7 surprising health concerns created by drought
Germy hands from water conservation to mental health woes due to financial burdens all factor into the effects of drought on health.
Wed, Jul 18, 2012 at 02:54 PM
A farmer plows up a field where crops failed because of a severe drought in Texas. (Photo: Scott Olson/AFP)
With more than half the U.S. currently in drought, concerns have mounted over the consequences of the arid climate on the country's crop yields. But droughts have far reaching effects beyond the farm, including many effects on human health, according to the Centers for Disease Control and Prevention (CDC).
Here are seven potential health concerns that occur with drought:
Droughts can reduce air quality and compromise the health of people with certain conditions, according to the CDC. During a drought, dry soils and wildfires increase the amount of airborne particles, such as pollen and smoke.
These particles can irritate the airways and worsen chronic respiratory illnesses, such as asthma, the CDC says. Poor air quality can also increase the risk of respiratory infections, such as bacterial pneumonia.
Drought increases the risk of people catching the fungal infection coccidioidomycosis, or valley fever, the CDC says. The disease is transmitted when spores in the soil become airborne and are inhaled. The condition causes a range of symptoms, including fever, chest pain, coughing, rash, and muscle aches, the CDC says.
The condition is more common among people living in the Southwest than other parts of the U.S., but it is relatively rare — one study reported that 0.04 percent of people in Maricopa County, Ariz., were infected in one year.
In a drought, people may feel the need to reduce hand washing and other hygiene practices to conserve water, the CDC says. This may increase the spread of infectious diseases, such as acute respiratory and gastrointestinal illnesses.
"Conservation efforts should not hinder proper sanitation and hygiene," the CDC says. People can install low-flow faucet aerators to reduce water use while still maintaining proper hygiene, the agency says.
Mental health effects
Those whose livelihood is directly tied to the water supply — including farmers, horticulturalists and nursery owners — may suffer adverse mental health effects during a drought, according to the CDC.

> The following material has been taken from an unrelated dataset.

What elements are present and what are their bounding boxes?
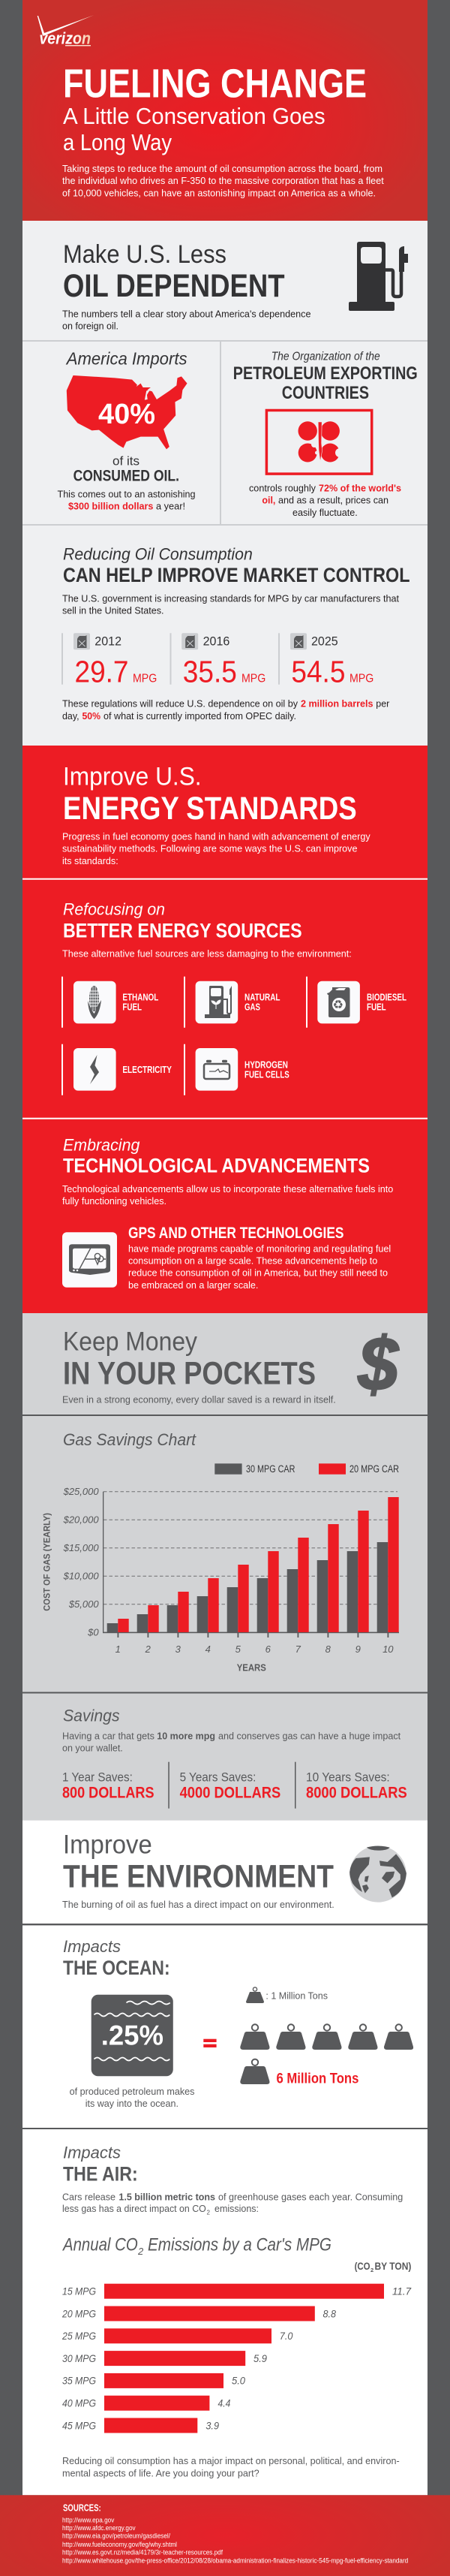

"Financial-related stress and worry can cause depression, anxiety, and a host of other mental and behavioral health conditions," the CDC says. Studies have found an increased rate of suicide among people living in farming areas during droughts, the agency says.
Reduced rainfall can limit the growing season for farmers, and further reduce crop yields by creating ideal conditions for insect infestations that damage crops. This can bring increases in food prices, or shortages of certain foods, potentially leading to malnutrition, the CDC says.
In a drought, farmers may also use recycled water to irrigate fields. Although the use of recycled water for agriculture is legal in the United States, if the process is not properly monitored, crops can become contaminated with pathogens such as salmonella and E. coli, the CDC says.
Increases in diseases transmitted by insects, such as West Nile virus, which is spread by mosquitoes, are linked with drought, the CDC says. Drought can shrink bodies of water, and cause water to become stagnant, providing breeding grounds for mosquitoes, the CDC says.
Droughts can also change the behavior of mosquitoes and allow for out-of-the-ordinary meetings between certain types of mosquitoes and birds. This may create outbreaks of diseases such as St. Louis encephalitis, the CDC says.
Lower water levels may also mean an increase in injuries for those who hoping to grab some summer fun in lakes. Lower water levels are often difficult to perceive, and people may injury themselves by diving into shallow waters or striking objects while boating, the CDC says.